Not many of these sites have been well characterized, and that’s where comparative genomics is changing how these sites are located and studied. Back in the day, CRMs had to be found empirically. Now, that tedious and time-consuming process has been made simpler by whole genome comparisons and predictive computation.
“Using genome comparisons — what is sometimes called phylogenetic shadowing — one can see these stretches of conserved DNA in non-coding regions, and those conserved regions might be good candidates for harboring some of these CRMs,” Kreitman says.
“You use the intersection of those two features — the evolutionary conservation, to the extent that it exists, and the binding site prediction, to the extent that it works — and the two together definitely increase the ability to bioinformatically predict where these modules might exist,” he adds.

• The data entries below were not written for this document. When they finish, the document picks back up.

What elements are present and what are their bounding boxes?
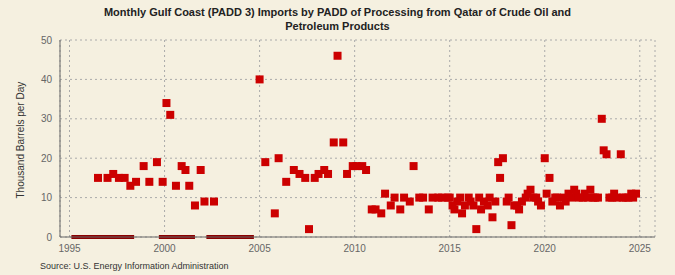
svg-text:2010: 2010 <box>344 243 367 254</box>
svg-text:2005: 2005 <box>248 243 271 254</box>
svg-text:20: 20 <box>41 153 53 164</box>
svg-text:10: 10 <box>41 192 53 203</box>
svg-text:2020: 2020 <box>534 243 557 254</box>
svg-text:Thousand Barrels per Day: Thousand Barrels per Day <box>15 82 26 199</box>
html-text:Source: U.S. Energy Informatio: Source: U.S. Energy Information Administ… <box>40 261 229 271</box>
svg-text:40: 40 <box>41 74 53 85</box>
svg-text:2025: 2025 <box>629 243 652 254</box>
svg-text:50: 50 <box>41 35 53 46</box>
svg-text:1995: 1995 <box>58 243 81 254</box>
svg-text:30: 30 <box>41 113 53 124</box>
svg-text:2000: 2000 <box>153 243 176 254</box>
svg-text:0: 0 <box>46 232 52 243</box>
svg-text:2015: 2015 <box>439 243 462 254</box>
html-text:Monthly Gulf Coast (PADD 3) Im: Monthly Gulf Coast (PADD 3) Imports by P… <box>103 5 572 32</box>
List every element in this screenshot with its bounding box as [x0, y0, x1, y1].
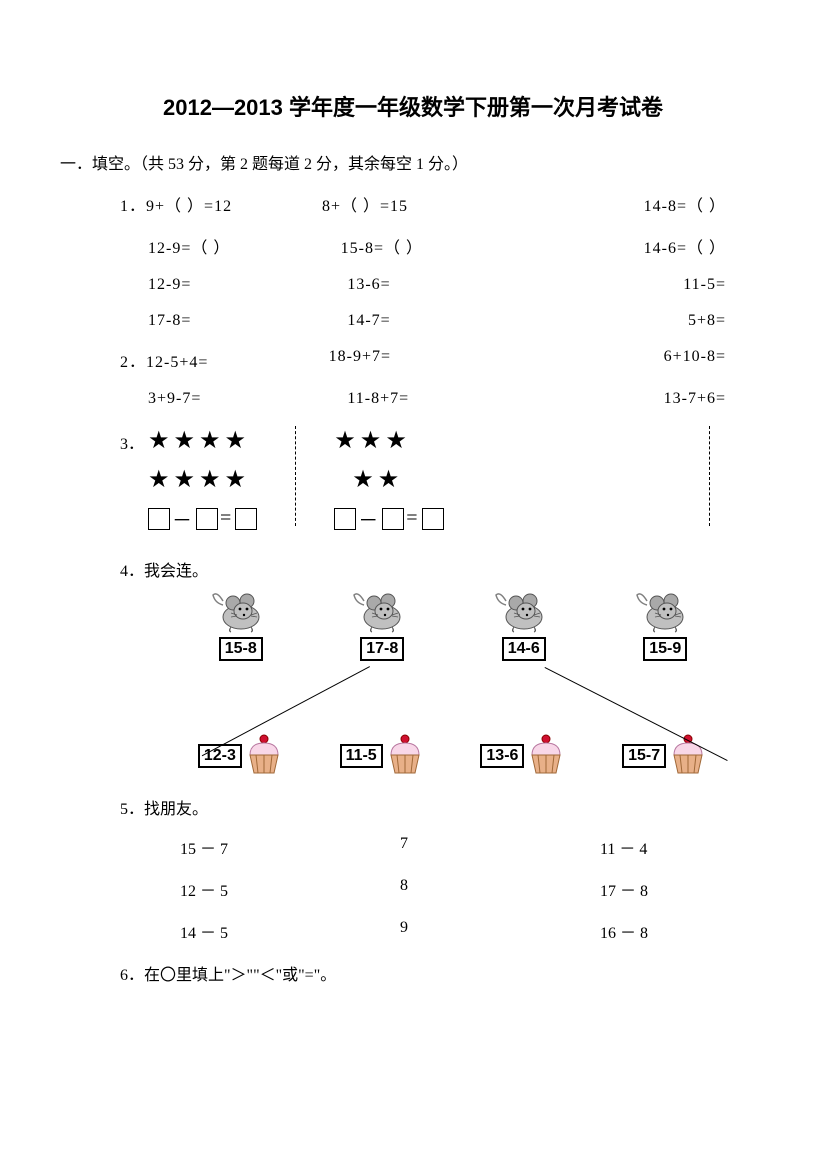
- expr-box: 15-8: [219, 637, 263, 661]
- q6-heading: 在〇里填上"＞""＜"或"="。: [144, 967, 336, 984]
- q3-g1-stars-top: ★★★★: [148, 426, 250, 455]
- blank-box[interactable]: [148, 508, 170, 530]
- question-4: 4．我会连。 15-8 17-8 14-6 15-9 12-3 11-5 13-6 15-7: [120, 557, 766, 787]
- q1-r2c2: 11-5=: [683, 276, 726, 293]
- q1-r2c1: 13-6=: [347, 276, 390, 293]
- q5-left: 14 － 5: [180, 919, 400, 943]
- q5-right: 16 － 8: [600, 919, 766, 943]
- q3-g1-stars-bottom: ★★★★: [148, 465, 250, 494]
- mouse-icon: [494, 587, 554, 635]
- q1-r1c2: 14-6=（ ）: [644, 240, 726, 257]
- cake-item[interactable]: 15-7: [622, 733, 708, 777]
- q5-left: 12 － 5: [180, 877, 400, 901]
- q2-r1c0: 3+9-7=: [148, 390, 201, 407]
- q5-right: 17 － 8: [600, 877, 766, 901]
- q1-r3c0: 17-8=: [148, 312, 191, 329]
- mouse-icon: [635, 587, 695, 635]
- q1-r1c1: 15-8=（ ）: [341, 240, 423, 257]
- equals-sign: =: [220, 507, 233, 530]
- q5-right: 11 － 4: [600, 835, 766, 859]
- mouse-icon: [211, 587, 271, 635]
- q3-g1-equation: － =: [148, 504, 257, 533]
- cake-item[interactable]: 12-3: [198, 733, 284, 777]
- section1-heading: 一．填空。（共 53 分，第 2 题每道 2 分，其余每空 1 分。）: [60, 150, 766, 174]
- divider-dashed: [295, 426, 296, 526]
- minus-sign: －: [358, 504, 380, 533]
- q2-label: 2．: [120, 354, 146, 371]
- q1-r3c2: 5+8=: [688, 312, 726, 329]
- minus-sign: －: [172, 504, 194, 533]
- q1-r0c0: 9+（ ）=12: [146, 198, 232, 215]
- cupcake-icon: [385, 733, 425, 777]
- expr-box: 14-6: [502, 637, 546, 661]
- equals-sign: =: [406, 507, 419, 530]
- expr-box: 13-6: [480, 744, 524, 768]
- q5-row: 15 － 7711 － 4: [180, 835, 766, 859]
- q5-heading: 找朋友。: [144, 801, 208, 818]
- mouse-item[interactable]: 15-9: [635, 587, 695, 661]
- expr-box: 17-8: [360, 637, 404, 661]
- q2-r0c1: 18-9+7=: [329, 348, 391, 365]
- cake-item[interactable]: 11-5: [340, 733, 425, 777]
- q3-label: 3．: [120, 426, 148, 454]
- question-6: 6．在〇里填上"＞""＜"或"="。: [120, 961, 766, 985]
- q1-r1c0: 12-9=（ ）: [148, 240, 230, 257]
- page-title: 2012—2013 学年度一年级数学下册第一次月考试卷: [60, 90, 766, 122]
- blank-box[interactable]: [235, 508, 257, 530]
- question-1: 1．9+（ ）=12 8+（ ）=15 14-8=（ ） 12-9=（ ） 15…: [120, 192, 766, 330]
- q3-g2-stars-top: ★★★: [334, 426, 411, 455]
- q4-heading: 我会连。: [144, 563, 208, 580]
- q1-label: 1．: [120, 198, 146, 215]
- mouse-item[interactable]: 14-6: [494, 587, 554, 661]
- question-2: 2．12-5+4= 18-9+7= 6+10-8= 3+9-7= 11-8+7=…: [120, 348, 766, 408]
- blank-box[interactable]: [334, 508, 356, 530]
- expr-box: 11-5: [340, 744, 383, 768]
- q5-left: 15 － 7: [180, 835, 400, 859]
- expr-box: 12-3: [198, 744, 242, 768]
- cupcake-icon: [526, 733, 566, 777]
- divider-dashed: [709, 426, 710, 526]
- cupcake-icon: [244, 733, 284, 777]
- q5-row: 12 － 5817 － 8: [180, 877, 766, 901]
- q5-row: 14 － 5916 － 8: [180, 919, 766, 943]
- q3-g2-equation: － =: [334, 504, 443, 533]
- q1-r0c1: 8+（ ）=15: [322, 198, 408, 215]
- expr-box: 15-9: [643, 637, 687, 661]
- q5-label: 5．: [120, 801, 144, 818]
- expr-box: 15-7: [622, 744, 666, 768]
- q6-label: 6．: [120, 967, 144, 984]
- q2-r0c0: 12-5+4=: [146, 354, 208, 371]
- question-3: 3． ★★★★ ★★★★ － = ★★★ ★★: [120, 426, 766, 543]
- q1-r3c1: 14-7=: [347, 312, 390, 329]
- q1-r2c0: 12-9=: [148, 276, 191, 293]
- blank-box[interactable]: [422, 508, 444, 530]
- q5-mid: 8: [400, 877, 600, 901]
- q5-mid: 9: [400, 919, 600, 943]
- cake-item[interactable]: 13-6: [480, 733, 566, 777]
- q1-r0c2: 14-8=（ ）: [644, 198, 726, 215]
- q5-mid: 7: [400, 835, 600, 859]
- q3-g2-stars-bottom: ★★: [334, 465, 403, 494]
- question-5: 5．找朋友。 15 － 7711 － 4 12 － 5817 － 8 14 － 59…: [120, 795, 766, 943]
- blank-box[interactable]: [196, 508, 218, 530]
- q4-label: 4．: [120, 563, 144, 580]
- mouse-item[interactable]: 17-8: [352, 587, 412, 661]
- q2-r1c2: 13-7+6=: [664, 390, 726, 407]
- q2-r0c2: 6+10-8=: [664, 348, 726, 365]
- mouse-icon: [352, 587, 412, 635]
- blank-box[interactable]: [382, 508, 404, 530]
- q2-r1c1: 11-8+7=: [347, 390, 409, 407]
- mouse-item[interactable]: 15-8: [211, 587, 271, 661]
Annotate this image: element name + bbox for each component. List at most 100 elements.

While bioinformatics can make predictions as to where these CRMs are, “someone has to go and functionally test whether or not they’re real,” Kreitman says.
Still Evolving
Pollard’s success with human-chimp comparisons is indicative, she believes, of the direction comparative genomics will continue to take in the future. Working on comparisons of closely related species, such as the chimp and the upcoming Neanderthal genomes, will shed light on our particular human origins, as well as have important implications in disease and medications.
The common thread is translation: translating our increasing and increasingly complex amounts of data into testable hypotheses. “Bioinformatics gives you the hook, it gives you the clue that starts to unravel the story,” Haussler says. “But when you pull on that thread, there’s an enormous ball of yarn out there that needs to be untangled.”